The Breakdown: Defenseless

summit daily news
Summit County, Colorado
Sports editor Bryce Evans

As far as the sport is concerned, football’s certainly had better weekends than this past one. On Sunday, there were no less than six ridiculously dangerous (and unnecessary) hits in the NFL – and this was all one day after Rutgers’ Eric LeGrand was paralyzed on a helmet-to-helmet collision on a kickoff return.

In a couple of the cases, it was bad timing. But in most, the hits seemed 100 percent intentional.

Twice in the Steelers-Browns game Sunday, Pittsburgh’s James Harrison, a former defensive player of the year, threw himself, helmet-first, into Cleveland players. The first was on Joshua Cribbs (who was running the ball), and the second was on Mohamed Massaquoi, who was absolutely blindsided by the cheap shot while catching a pass.

The good news: Both players probably woke up the next day with no knowledge of whom they play for. The bad news: Once their concussions wear off, they’ll realize it’s the Browns.

Now, the league has decided to crack down harder on these hits, stating it will suspend or fine players for “dangerous” and “flagrant” hits that violate the rules, especially those that are helmet-to-helmet. (Harrison had to penny up $75,000.)

Some people feel it’s just a PR move by the league; some think it’s the wrong move all together; while others say it’s the right thing to do.

Either way, the argument for helmet-to-helmet hitting doesn’t seem to exist. And when these types of collisions come in the defenseless variety, as in one of the players has no idea that a head the size of a watermelon is flying at him at an alarming speed, then there should definitely be repercussions for the players.

Throwing a hanky at the guy and giving the other team a first down isn’t enough, so the league is taking a good step.

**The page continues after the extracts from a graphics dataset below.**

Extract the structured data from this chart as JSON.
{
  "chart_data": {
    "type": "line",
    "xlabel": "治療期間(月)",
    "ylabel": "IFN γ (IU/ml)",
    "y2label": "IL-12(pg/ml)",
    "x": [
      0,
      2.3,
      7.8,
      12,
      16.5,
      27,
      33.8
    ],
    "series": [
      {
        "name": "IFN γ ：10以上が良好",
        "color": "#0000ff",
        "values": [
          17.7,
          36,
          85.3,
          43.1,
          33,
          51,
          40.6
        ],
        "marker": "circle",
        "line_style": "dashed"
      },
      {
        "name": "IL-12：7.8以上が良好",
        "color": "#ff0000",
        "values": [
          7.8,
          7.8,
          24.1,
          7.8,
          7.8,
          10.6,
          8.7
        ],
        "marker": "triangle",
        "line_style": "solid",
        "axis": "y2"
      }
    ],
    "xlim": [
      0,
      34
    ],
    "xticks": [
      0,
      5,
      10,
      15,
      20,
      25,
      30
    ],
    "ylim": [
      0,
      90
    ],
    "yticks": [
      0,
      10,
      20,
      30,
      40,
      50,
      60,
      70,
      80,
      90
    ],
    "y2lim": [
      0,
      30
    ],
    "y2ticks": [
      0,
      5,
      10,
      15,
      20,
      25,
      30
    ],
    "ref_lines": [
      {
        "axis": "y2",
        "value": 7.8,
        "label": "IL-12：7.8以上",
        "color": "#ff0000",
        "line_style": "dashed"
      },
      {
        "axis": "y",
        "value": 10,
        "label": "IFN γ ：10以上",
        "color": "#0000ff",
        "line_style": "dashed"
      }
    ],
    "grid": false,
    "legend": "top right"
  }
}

Although, maybe the NFL should take this “defenseless” thing a little further. After all, there are dozens of actions that fall under this category each and every week, most having nothing at all to do with hitting.

For instance, what about banning defensive players from hitting opponents (who don’t have the ball) from behind? Or what about making Tom Brady’s hair illegal?

Neither can be defended, and really, the world would be a better place without them.

Some other NFL oddities (or regularities, if you look at them right) that qualify as defenseless:

– Brett Favre’s dirty-old-man routine. (Of course, I mean “old” in respect to his profession as a jeans model.) The Wrangler man definitely needs to keep his pants on while texting team employees. That would actually be a very simple rule change for the league. But, it’s all still just allegation right now. I mean, maybe it was all just a misunderstanding, and all the guy really needs is a belt.

– The Dallas Cowboys. There’s no reason that a team loaded with that much talent should be 1-4, you know, unless you count Wade Phillips, Roy Williams, Jerry Jones and Tony Romo as reasons. If nothing else, it should be illegal to mention the Cowboys and Super Bowl in the same sentence. Dang, I already broke the rule, so it starts … now.

– Self-absorbed celebration dances on plays that are meaningless, ordinary and/or obnoxious. If anyone was actually watching Tennessee and Jacksonville play on Monday Night Football (a really exciting 30-3 romp for the Titans that featured a pair of backup quarterbacks who threw for a combined 250 yards), you would have seen Chris Johnson take a handoff on fourth-and-5 with only 1:40 remaining and the game well in hand and run 35 yards to the endzone – and then do a little jig while ignoring his teammates who stood, mostly disinterested, behind him. At least we got one last shot of the dude’s gold-plated grill. Other than that, I don’t see much need for it.

– Kicking. It’s the biggest downer in the sport. I’ve never once sat through a compelling game that came down to the final play and, upon seeing the 5-foot-6, 120-pound kicker jog onto the field, said, “Whew, I’m glad all of this is coming down to the guy who looks like Squeak Scolari from ‘BASEketball.'”

I’m not sure how much the league can change with any of this stuff, but, at least, cracking down on the helmet hits is a good start.

Doing nothing, there would’ve been no defending that.